You cannot. The "classic" layout is still less information dense than Apollo, and disabling autoplay only disables autoplaying videos in the "card" layout. Videos still auto-play once a user taps a submission.

While we're here, I forgot how hostile their navigation menu is. At the bottom of the app Reddit has "Home," "Discover," "Create," "Chat," and "Inbox." The latter doesn't even take one to their inbox. It takes them to their *activity." These are clearly not the most used actions on Reddit. They're the actions Reddit wants to encourage.

The UI is absolutely awful. As just one example, if I want to view the karma count on a recent comment, in the official app I have to tap my user profile icon in the corner, tap "my profile" (didn't I just tap my profile icon?!), then tap "comments". So now to go back where I was I have to back swipe three times. If I'm in a comment thread and I tap on a user's name, a profile card slides up from the bottom of the screen. If I then want to view that users comment history, I have to tap on their username from the slide up card, and that brings me to the full user profile card, and then I have to tap on the comments tab for that user. To go back to the comment thread, I have to press the back arrow to leave their profile, then press the (x) button on the slide-up profile card - so I back swipe and then down-swipe/tap a button.

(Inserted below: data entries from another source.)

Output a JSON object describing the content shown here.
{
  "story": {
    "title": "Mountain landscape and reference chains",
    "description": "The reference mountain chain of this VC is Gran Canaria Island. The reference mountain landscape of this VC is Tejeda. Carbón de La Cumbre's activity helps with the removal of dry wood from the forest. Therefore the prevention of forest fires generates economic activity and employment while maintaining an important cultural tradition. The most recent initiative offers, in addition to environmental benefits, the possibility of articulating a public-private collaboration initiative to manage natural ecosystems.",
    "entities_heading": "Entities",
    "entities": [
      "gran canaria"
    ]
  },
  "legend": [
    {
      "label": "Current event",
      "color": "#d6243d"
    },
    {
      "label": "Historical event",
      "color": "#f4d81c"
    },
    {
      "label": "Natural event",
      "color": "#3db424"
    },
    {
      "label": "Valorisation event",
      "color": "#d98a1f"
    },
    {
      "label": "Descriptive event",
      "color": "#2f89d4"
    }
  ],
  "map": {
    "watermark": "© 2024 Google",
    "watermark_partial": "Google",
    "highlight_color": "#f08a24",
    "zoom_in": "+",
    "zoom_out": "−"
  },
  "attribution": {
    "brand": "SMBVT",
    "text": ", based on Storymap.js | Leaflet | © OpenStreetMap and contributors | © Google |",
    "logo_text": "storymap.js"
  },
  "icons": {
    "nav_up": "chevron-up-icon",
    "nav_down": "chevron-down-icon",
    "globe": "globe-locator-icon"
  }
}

It's an absolutely insane and frustrating UX. Things slide in from different directions and there are multiple UI elements with similar (but not identical) functionality. That's on top of crap like not being able to download gifs and videos right to my device and the built in video player being broken. There are so many other major social media apps that do things so much better it just boggles my mind at how bad reddit's is. TikTok is so smooth and easy to use, even Facebook is better.

In Apollo on the other hand, I view my comments by tapping the "profile" button at the bottom of the screen. In a comment thread, to view a user's history, tap their name and their history pops up. It's smooth and intuitive and fast and simple. I always "go back" views by sliding from the left - the interactions never change depending on context so I always know exactly how to navigate intuitively.

Everything, similar to how crappy the new (now old) god awful and broken design. It’s not meant for users, but for advertisers. From abominable amount of tracking, to recommended community posts, to unnecessary avatars, to taking multiple clicks to view something, and on and on and on…
The reason why I dislike it is that, compared to 3rd party apps, it's slow and the design is overly busy. I prefer a more minimalistic design. The excessive tracking doesn't help.
Does it look remotely like this site? No? Then that's not the reddit experience I want.
The app on iOS isn't too bad. It used to just light your data on fire though when reddit was trying to do streaming.